Thursday, April 25, 2024

Incumbent first elected in 2013 and seeking fourth term in office

The candidate’s website | Facebook | Twitter | Instagram


Endorsed by the A Better Cambridge | Ayanna Pressly | Ed Markey | Greater Boston Labor Council | Massachusetts Voters for Animals | MetroBTCSierra Club


Background: Social work | Focuses: Development, economic justice, homelessness 


Q&A

Edited and condensed from recent public forums.

What would you do to protect Cambridge tenants against displacement?

We’ve talked a lot about the Tenant Displacement Task Force that I appointed to look more comprehensively at what we can do to prevent displacement – about strengthening our condo conversion policy, which hasn’t been updated in more than a decade; the right to counsel; just-cause eviction. All are things we need to do. Some are at the state level, and we have asked the state to allow us to do them. Some are local, like condo conversion rules, and we have a fund that helps people who have fallen behind in their rent or with a first and last months’ rent; we need to look at whether that fund should be increased, given the situation we’re in, and also really educating tenants on what their rights are. We get a lot of folks who come to our office who have more rights than they think they do, and I reach out to get them educated. We brought on a housing ombudsman, similar to an Office of Housing Stability, and that’s going to grow. We are working and moving in that direction already. Basically, we need to help people stay in their homes when their buildings are sold or rents go through the roof and they don’t have the means to meet it. As folks have pointed out, it’s a complex issue. If you’re spending half your income on Internet or 40 percent on early childhood education, that’s less money that you can spend on rent. So we also have to look at these issues holistically, because it’s not just about housing.

If reelected, what would be your top climate-related strategies or specific actions you would want the city to take on them?

Banning single-use plastic. And after a very thoughtful meeting and a great presentation from the group Mothers Out Front, I’m looking at banning gas in new construction.

Do you support the Affordable Housing Overlay proposal as referred by the Ordinance Committee? What are your other ideas for producing more affordable housing in Cambridge?

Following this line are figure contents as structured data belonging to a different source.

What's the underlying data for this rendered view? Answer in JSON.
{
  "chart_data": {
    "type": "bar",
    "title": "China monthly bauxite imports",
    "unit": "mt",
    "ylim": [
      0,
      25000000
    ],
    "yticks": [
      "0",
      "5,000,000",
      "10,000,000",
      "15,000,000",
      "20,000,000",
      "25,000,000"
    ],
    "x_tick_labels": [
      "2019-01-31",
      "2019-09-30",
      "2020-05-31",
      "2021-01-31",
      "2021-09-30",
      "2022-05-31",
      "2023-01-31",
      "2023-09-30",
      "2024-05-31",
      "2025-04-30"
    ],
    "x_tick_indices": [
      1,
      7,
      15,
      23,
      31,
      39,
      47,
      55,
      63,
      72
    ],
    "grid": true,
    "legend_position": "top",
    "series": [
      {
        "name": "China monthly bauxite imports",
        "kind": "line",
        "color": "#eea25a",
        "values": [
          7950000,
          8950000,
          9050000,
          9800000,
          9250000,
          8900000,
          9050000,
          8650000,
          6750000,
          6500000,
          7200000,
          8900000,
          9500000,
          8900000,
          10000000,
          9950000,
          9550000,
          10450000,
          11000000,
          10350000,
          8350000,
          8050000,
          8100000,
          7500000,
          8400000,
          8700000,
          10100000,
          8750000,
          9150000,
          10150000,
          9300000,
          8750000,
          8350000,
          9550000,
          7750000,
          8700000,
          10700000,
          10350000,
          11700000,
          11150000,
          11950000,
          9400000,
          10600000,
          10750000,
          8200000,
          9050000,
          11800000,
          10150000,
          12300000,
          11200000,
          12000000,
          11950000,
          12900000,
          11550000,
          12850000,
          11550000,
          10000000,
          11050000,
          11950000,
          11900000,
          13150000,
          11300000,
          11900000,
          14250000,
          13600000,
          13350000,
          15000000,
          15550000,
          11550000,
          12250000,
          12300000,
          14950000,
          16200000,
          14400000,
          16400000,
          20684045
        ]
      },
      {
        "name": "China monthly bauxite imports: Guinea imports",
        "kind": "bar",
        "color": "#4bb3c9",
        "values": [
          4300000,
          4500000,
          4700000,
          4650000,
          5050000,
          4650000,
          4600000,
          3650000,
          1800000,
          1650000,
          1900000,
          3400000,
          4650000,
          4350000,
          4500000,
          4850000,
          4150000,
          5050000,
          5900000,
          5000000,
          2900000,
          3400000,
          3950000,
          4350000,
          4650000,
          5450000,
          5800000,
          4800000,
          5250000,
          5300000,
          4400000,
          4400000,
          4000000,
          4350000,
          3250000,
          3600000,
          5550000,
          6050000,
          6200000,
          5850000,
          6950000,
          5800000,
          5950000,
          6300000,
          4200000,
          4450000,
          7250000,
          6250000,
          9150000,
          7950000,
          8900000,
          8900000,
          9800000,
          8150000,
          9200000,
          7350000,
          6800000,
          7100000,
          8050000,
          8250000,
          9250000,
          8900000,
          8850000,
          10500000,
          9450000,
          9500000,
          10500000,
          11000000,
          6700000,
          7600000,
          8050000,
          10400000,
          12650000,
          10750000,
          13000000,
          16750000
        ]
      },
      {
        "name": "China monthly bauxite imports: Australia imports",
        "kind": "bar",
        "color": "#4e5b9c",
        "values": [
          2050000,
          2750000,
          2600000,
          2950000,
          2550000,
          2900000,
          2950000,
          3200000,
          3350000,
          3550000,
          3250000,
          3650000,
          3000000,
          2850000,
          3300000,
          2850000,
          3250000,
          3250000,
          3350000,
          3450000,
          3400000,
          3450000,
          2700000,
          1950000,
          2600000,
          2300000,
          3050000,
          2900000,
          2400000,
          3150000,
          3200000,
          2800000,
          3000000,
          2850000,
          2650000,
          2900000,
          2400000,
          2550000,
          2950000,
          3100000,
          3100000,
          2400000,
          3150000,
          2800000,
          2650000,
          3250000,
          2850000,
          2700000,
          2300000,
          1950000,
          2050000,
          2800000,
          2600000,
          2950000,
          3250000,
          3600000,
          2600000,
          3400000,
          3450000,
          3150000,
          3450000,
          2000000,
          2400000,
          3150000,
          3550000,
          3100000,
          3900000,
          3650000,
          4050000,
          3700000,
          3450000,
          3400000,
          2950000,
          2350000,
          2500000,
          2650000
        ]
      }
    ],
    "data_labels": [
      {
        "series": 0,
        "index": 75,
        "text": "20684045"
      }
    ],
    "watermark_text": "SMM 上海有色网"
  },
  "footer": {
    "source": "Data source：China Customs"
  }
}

I voted to move the Affordable Housing Overlay out of committee into the full City Council, and I’m glad and proud that I did. We cannot just talk about the housing crisis and then find every reason in the world not to do something about it. Here’s the bottom line: If we leave housing up to market forces, we are going to continue to see more and more high-end housing being built in the city, because those are the only developers who can afford to buy property and build in Cambridge. It has been seven years since Just-A-Start, one of our largest affordable housing developers, has been able to buy property to build. If we don’t interrupt the market in some way and make it more financially viable for 100 percent affordable housing to be built, we are not going to get 100 percent affordable housing. I don’t think the overlay was going to be the silver bullet that maybe some people thought it would, but it certainly wasn’t going to be the earth-ending disaster that other people thought it was going to be. It was actually a relatively modest proposal that would have brought roughly around 60 units of affordable housing over the course of the year. And, you know, for-profit developers were not in support of this. If we wait around for the most perfect ordinance, we’re never going to get any ordinance passed. To say that you can’t live with a four-story building next to me, but a three-story building is okay – if we can’t support affordable housing for one story, we don’t support affordable housing at all.